Whither LNXI?
By joe
- 2 minutes read - 418 wordsRumors being reported by John at InsideHPC.com suggest LNXI may not be long for this world. It would be sad to see them go. I had heard things like this in the past, in large part due to the problematic acceptance schedules of the government. When you sell a big huge thing to the government, the government withholds payment until you can prove it is working to their satisfaction. This is called the acceptance test. Unfortunately, such acceptance tests wreak havoc upon smaller companies with limited capitalization. You are effectively paying for the gear that someone else gets, and they don’t have to pay you for it until it works the way they wanted. Which means, if you have $1M in outstanding purchases, waiting for payment and it takes you 90 days to get it working, you will likely have a 120+ day outstanding bill from the government, and your suppliers want to be paid net-30 or less. Now have a few of these running simultaneously. And have enough people working for you that your cash flow requirements need ~300k$/month to pay salaries/benefits. And add onto this investors who get cold feet (“not another dime” spake the VC). This is a recipe for disaster.

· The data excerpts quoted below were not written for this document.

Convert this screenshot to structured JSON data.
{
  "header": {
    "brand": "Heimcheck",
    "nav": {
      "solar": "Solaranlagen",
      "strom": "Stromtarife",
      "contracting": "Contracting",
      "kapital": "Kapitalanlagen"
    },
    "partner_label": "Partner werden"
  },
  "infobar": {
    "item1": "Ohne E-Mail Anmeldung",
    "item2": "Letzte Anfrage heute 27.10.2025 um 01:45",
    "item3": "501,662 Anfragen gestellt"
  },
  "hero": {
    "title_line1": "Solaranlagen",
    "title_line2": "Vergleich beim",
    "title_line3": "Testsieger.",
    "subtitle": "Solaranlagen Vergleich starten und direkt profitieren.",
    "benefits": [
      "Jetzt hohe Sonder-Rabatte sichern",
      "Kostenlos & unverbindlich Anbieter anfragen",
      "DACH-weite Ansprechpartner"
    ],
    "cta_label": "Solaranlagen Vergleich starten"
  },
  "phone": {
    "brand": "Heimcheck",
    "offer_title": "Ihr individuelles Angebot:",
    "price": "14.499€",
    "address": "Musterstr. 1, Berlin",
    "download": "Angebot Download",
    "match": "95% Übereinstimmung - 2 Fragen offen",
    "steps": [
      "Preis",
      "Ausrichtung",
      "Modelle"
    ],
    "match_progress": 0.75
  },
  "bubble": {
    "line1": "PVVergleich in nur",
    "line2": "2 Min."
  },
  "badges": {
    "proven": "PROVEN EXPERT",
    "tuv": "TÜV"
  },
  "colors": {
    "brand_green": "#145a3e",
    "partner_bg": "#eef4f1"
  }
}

The government demands the lowest cost on hardware/software/services. So all this extra time and effort is effectively free service on the part of the company providing it. It is unfunded. Your margins are already in the toilet. It is a losing proposition for a smaller company. Even if your technology is perfect (none is), you occasionally get onerous terms. FWIW, we have a tendency to reject onerous terms out of hand. It is unwise business practice to accept them. It increases your risk, it does not increase your reward. You can’t raise your price to reflect the increased risk of these terms. There is an opportunity cost associated with accepting them. My favorites have been demands for net-75 terms from a company in bankruptcy, or in a case a few years ago, a demand that we give the potential partner a world wide irrevocable license to our product software, to do with as they wish, to rebrand/resell as they wish, and deny our own IP claims and ownership. Um… yeah. Right. I hope LNXI isn’t in this boat, they have some good people and products. Unfortunately it wouldn’t surprise me. Sometimes it is best to wave off bad business. Not all deals are good deals, and some of the deals can be downright destabilizing.